12. Paying back is a virtue. By now, your magical chops should be kind of blinding. Bless your friends. Curse your enemies. Curse the old enemies you're no longer mad at. Bless the people who helped you make it to where you are. Learn how to cut "ako" cords and then actually cut them. Find an ideal to pursue. Find a god of that ideal that interests you. Assume that "godform" on a regular basis. You will attract weaker practitioners like moths to a flame. Don't give into the urge to exploit them with lesser magic. At most, send them in a direction of self-discovery. Don't become a tin guru. Get the Book of Oberon and come to terms with Elizabethan magic in all its daunting glory—another self-test: can you make it work?

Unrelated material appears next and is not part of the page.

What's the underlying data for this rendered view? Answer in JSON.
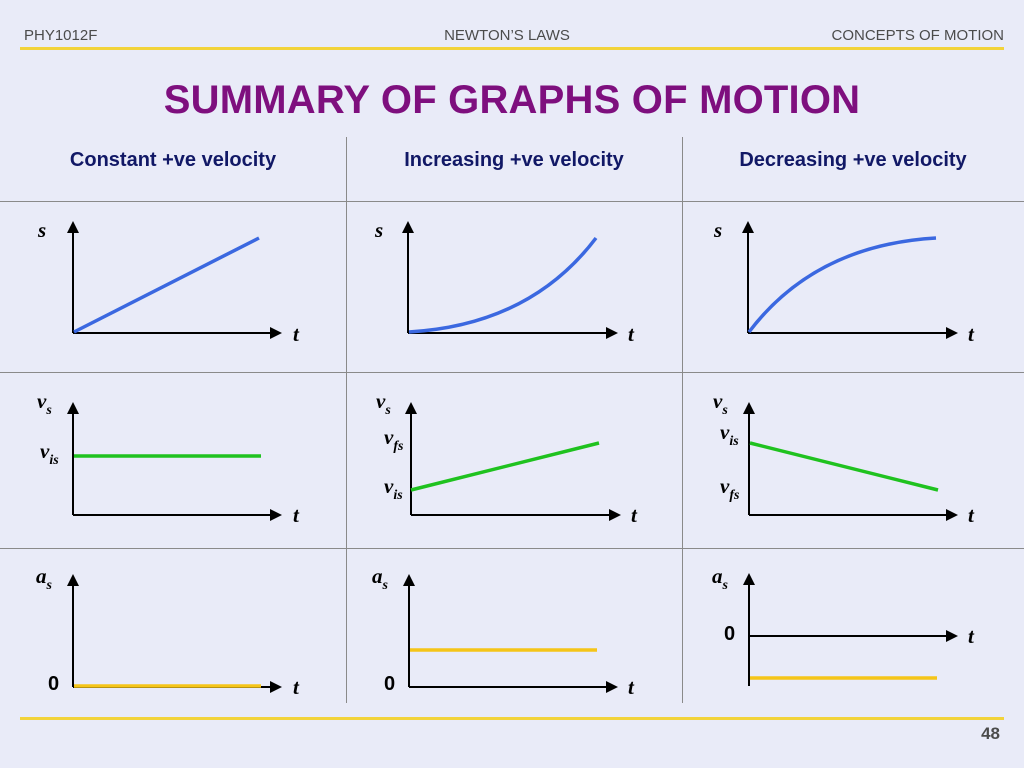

13. Read a lot of Jake Stratton-Kent. Have the temerity to disagree with him if you must. But slowly and methodically consider his views. At this point, you may want to consider getting to know your personal Daemon. You don't have to do Abramelin. Samekh or just a sustained performance of the Headless Rite will be useful at this point. Don't blow it out of proportion. It's just another way to know yourself. Evaluate whether you want to join an order. You should feel 70-30 in favor of NOT. But keep an open mind.
14. If you're monolingual, you need to acquire reading knowledge in a least one major magical language at this point (Greek, Latin, Hebrew, French, Sanskrit, Arabic). If you speak something other than English, also investigate the magical heritage of that language, because every language is magical to some extent. It won't be hard to do if you've made it this far. Create magical workings in that language.
15. Begin study of the Heptameron, even if you dislike it at first glance. This is a challenge. You should already be proficient in either the Grimorium Verum or the Greater and Lesser Key of Solomon. Start building a legacy for yourself by creating a teaching program using Neoplatonic levels (the spiritual essence, the idea, the form, the manifestation). Take on a worthy student.
16. Write your magical autobiography to provide context for those who intend to follow a similar path.
Follow these steps and everything in your life will be transformed. Mostly, it will be for the better. Sometimes, it will be awful. And that's how it goes.